Easter has always been a fun time of year as it signifies the start of a new season, new beginnings and allows people an outlet to be creative by decorating Easter eggs. As a child, I always enjoyed decorating them. Some years, the level of creativity varied with just dying the eggs and slapping stickers on them. Other years, I got much more elaborate with multiple colors, glitter, and detail. I am pretty sure that some of my earlier works of Easter egg art are still in the basement of my parents house.
To Blow or Not to Blow
Now don’t get your knickers in a knot. This is a legitimate question that needs to be decided prior to starting the decorating stage. The two common methods of preparing the eggs include boiling them or blowing them out. If the eggs are boiled, the preparation time is significantly less but they do have a short shelf life as the eggs will spoil. Alternatively, if you choose to blow the out the eggs, it takes a lot of energy and breath but they will last for years to come. Here is a helpful video to show you how to blow out the eggs. I chose the latter and spent a couple of hours getting a good respiratory workout and ensured that I will be able to preserve my Easter eggs.
Ready to Dye
A few weeks back, I impulsively purchased an Easter egg decorating kit while waiting in line at Walmart. That is truthfully what kickstarted my idea to get in touch with my inner child and to dye eggs this year. Basic food coloring from the grocery store would also be sufficient to color the eggs. I dropped a color tablet into a silver mixing bowl, and added some hot water and a splash of vinegar. The little cardboard egg holders that came with the decorating kit proved to be useful, as I put the eggs in there to dry.

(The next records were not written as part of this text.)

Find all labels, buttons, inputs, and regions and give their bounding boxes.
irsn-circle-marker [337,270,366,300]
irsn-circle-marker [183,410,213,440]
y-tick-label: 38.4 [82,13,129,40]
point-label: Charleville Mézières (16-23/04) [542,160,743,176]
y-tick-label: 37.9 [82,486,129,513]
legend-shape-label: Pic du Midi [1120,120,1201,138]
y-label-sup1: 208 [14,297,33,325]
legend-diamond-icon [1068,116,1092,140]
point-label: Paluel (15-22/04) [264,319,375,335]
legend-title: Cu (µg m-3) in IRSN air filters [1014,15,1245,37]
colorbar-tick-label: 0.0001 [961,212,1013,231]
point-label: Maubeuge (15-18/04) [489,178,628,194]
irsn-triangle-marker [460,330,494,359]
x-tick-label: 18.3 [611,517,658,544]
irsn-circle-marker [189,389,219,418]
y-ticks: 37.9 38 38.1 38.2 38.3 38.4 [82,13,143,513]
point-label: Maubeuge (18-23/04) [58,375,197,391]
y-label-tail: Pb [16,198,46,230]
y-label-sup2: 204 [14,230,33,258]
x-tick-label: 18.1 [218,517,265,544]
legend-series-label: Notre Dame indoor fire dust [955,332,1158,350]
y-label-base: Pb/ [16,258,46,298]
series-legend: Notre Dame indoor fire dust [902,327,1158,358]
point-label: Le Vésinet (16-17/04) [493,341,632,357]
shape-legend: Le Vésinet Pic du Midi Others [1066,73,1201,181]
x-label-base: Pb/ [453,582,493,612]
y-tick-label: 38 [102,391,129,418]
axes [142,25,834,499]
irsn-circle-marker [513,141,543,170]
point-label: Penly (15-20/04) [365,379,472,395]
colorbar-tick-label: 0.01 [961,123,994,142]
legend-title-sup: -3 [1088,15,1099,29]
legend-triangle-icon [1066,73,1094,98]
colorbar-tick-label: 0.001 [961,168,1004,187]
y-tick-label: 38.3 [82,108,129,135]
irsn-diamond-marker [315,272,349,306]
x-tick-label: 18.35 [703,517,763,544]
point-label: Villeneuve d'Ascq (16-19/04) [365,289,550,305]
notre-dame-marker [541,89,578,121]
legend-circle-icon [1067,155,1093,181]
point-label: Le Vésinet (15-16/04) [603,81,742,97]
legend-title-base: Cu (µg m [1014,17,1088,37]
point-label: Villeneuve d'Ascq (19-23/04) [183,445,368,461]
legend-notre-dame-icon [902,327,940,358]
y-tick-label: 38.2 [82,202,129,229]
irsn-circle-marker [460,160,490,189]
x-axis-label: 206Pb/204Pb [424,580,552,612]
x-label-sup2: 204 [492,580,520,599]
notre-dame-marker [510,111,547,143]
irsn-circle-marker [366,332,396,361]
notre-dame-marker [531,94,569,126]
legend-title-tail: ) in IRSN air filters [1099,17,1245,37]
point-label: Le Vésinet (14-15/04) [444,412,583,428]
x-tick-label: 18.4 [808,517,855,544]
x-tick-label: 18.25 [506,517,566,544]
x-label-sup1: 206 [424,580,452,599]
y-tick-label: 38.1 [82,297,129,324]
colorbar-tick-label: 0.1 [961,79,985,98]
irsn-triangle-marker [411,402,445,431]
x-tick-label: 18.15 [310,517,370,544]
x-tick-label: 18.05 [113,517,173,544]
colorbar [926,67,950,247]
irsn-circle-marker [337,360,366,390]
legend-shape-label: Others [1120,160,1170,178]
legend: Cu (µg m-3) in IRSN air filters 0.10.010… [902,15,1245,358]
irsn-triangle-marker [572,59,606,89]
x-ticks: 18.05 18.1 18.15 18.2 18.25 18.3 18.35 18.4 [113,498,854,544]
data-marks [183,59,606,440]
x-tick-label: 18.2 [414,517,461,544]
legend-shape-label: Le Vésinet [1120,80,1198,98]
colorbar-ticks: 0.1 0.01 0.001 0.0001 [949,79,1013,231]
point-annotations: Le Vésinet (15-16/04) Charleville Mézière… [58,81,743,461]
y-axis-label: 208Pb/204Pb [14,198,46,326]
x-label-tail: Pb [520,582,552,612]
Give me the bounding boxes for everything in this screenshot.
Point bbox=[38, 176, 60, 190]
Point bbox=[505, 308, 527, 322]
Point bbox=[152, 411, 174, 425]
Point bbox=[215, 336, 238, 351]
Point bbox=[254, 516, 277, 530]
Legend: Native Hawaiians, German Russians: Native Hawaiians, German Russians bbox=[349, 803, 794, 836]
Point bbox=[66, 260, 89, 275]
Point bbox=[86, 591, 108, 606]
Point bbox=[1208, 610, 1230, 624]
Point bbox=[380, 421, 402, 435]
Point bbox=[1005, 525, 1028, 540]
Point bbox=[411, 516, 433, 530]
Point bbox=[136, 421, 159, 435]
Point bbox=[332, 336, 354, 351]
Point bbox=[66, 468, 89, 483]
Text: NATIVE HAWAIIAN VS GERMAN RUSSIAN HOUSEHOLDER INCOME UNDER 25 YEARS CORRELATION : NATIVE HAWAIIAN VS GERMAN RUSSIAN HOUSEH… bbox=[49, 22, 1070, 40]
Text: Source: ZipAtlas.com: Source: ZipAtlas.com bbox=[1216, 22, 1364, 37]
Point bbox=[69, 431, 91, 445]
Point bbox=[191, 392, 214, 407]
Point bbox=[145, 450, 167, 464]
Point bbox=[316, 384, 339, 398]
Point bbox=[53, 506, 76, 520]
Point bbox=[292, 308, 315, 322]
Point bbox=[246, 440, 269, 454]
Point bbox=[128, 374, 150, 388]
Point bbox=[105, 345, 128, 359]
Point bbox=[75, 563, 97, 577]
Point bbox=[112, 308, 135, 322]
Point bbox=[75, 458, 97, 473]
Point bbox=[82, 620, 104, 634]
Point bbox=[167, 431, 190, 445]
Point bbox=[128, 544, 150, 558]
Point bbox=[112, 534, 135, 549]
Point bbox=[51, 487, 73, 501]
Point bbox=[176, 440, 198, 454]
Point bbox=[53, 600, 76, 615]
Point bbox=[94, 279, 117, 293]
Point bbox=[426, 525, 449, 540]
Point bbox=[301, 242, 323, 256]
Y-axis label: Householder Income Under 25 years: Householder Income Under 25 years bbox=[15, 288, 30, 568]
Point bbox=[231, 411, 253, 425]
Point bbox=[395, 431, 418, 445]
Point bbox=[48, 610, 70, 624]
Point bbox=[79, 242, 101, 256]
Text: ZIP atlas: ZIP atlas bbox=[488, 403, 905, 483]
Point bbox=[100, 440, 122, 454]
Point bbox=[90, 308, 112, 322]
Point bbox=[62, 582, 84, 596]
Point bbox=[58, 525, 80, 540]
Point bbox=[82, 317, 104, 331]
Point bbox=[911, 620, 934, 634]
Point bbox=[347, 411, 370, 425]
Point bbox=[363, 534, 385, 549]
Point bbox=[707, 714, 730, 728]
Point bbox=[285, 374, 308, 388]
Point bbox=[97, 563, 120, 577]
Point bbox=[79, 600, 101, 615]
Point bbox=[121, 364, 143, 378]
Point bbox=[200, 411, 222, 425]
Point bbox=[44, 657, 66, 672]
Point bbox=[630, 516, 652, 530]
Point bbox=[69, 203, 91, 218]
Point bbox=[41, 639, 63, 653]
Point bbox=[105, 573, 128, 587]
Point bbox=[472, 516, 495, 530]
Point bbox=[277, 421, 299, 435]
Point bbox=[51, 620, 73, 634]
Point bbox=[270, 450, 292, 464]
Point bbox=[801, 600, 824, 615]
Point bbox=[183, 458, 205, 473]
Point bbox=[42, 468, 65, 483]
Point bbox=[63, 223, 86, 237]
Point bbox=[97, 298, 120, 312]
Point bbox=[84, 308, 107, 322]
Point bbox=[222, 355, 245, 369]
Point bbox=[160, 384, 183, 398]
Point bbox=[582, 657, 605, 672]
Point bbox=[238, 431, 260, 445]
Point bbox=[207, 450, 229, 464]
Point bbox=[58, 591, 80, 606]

Sometimes it is More Powerful to Remain Understated
My fashion style has become much more modern and minimalist. The idea of sparkles, glitz, glam and craziness just didn’t speak to me. I decided that I wanted to try and create an ombre effect. To do this, I left each egg in the dye for different increments of time to allow the dye to soak into the egg accordingly. My first egg was left in for 1 minute, the second egg was left in for 3 minutes and the last one was left in for 8 minutes. A big key is to continuously rotate the egg while it is submerged in the dye so that discoloured spots don’t appear from where your hands would be placed. I am semi-pleased with the results of mine. I just didn’t have the breath or energy to blow out more eggs to give it a second try.
Regardless how your eggs turn out, they will be awesome and you know that you did it yourself for a true DIY! The other good takeaway about decorating Easter eggs is that there is no correct way of doing it. If something doesn’t quite turn out as expected, improvise and use some creativity to change it. Worse case, you can always turn the egg onto a different side and only display part of it. Check out my finished display below. I would love to see other people’s works of art. Happy Easter and happy egg decorating!